My Ode to Oral History

I never imagined myself to be an oral historian, although Professor Stanton always made it sound devilishly interesting. He told of folk festivals and cowboy coffee and remote places in Nevada; I was, and still am, enthralled by the wild Wild West.

 

Here I am now, an oral historian in North Carolina, which is not quite the wild west, but still a new environment to me. I love oral history, despite the days that cause me to complain. I would never have guessed that I’d somehow become an “expert” on a remote Carolina estate of the Rockefeller family. Every detail has seeped into my brain; 1.5 years of studying something will have that effect, I suppose.

 

Today I’m reading through the gigantic binder of interview quotes that I have organized into topics, according to the research design goals. And as I read these, I can hear the voices of these people, imagine their faces and the scenes they describe, and I just can’t help but smile with them as my love of Overhills beams. I have fallen in love with their stories.

 

Oral history invites me into the lives of these people; not only do I know the forty or so people I have interviewed, but I know everyone they mention in the interview. I hear their childhood memories, loves, regrets, and random anecdotes. And before we’ve finished, they point me in the direction of an Overhills friend who also has a story to share.

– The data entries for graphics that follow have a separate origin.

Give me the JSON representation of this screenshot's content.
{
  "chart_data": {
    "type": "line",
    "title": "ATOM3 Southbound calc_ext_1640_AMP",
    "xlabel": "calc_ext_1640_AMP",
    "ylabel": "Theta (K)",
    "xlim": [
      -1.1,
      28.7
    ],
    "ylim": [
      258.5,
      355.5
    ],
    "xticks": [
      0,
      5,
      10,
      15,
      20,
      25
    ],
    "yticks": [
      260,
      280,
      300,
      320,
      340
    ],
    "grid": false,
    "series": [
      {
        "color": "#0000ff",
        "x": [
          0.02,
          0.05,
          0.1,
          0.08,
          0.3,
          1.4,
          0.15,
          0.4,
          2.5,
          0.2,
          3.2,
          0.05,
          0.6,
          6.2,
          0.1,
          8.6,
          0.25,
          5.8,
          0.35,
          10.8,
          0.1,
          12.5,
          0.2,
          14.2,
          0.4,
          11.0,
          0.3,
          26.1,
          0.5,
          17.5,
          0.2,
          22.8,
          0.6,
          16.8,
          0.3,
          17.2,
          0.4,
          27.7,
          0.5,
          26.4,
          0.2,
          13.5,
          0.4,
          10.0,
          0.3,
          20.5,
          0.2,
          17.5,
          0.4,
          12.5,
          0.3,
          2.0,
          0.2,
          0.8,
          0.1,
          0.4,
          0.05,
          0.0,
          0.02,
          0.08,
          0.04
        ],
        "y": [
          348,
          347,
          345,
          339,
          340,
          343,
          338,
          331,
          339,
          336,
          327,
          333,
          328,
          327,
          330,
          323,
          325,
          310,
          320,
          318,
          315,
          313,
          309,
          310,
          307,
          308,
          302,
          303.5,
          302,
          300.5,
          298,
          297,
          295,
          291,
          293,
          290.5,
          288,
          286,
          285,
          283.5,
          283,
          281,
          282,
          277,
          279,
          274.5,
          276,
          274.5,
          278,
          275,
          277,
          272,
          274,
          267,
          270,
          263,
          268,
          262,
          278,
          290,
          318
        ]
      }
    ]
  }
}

It is a relationship building profession and of a truly unique nature.

 

Overhills is a unique place; oral history has the power to bring that out in every place. Everywhere you go holds a story to tell and a cast of characters and a setting. The history of who we are and how we got to where we are is embedded in the tales that people tell. And sure, oral history is just that – a story. But so is everything else, whether a newspaper article that didn’t quite get all the facts correct or an older written history that hadn’t solved a mystery. Oral history is powerful and important; it serves to capture a fleeting story, one that will eventually be lost for one reason or another. These are the stories not in documents. These are the stories that talk about daily life and how we lived. These are the stories of the common man and sometimes the uncommon man.

 

I had always figured that I’d be more in the mainstream of preservation, rather than in a tangential field like oral history, which connects to anthropology – the class (not the subject) I least enjoyed in college. But, I wouldn’t have it any other way. Being an oral historian (or at least doing my best to be one and collecting the oral histories) is an honor. I will never forget these people, their voices, and this place called Overhills.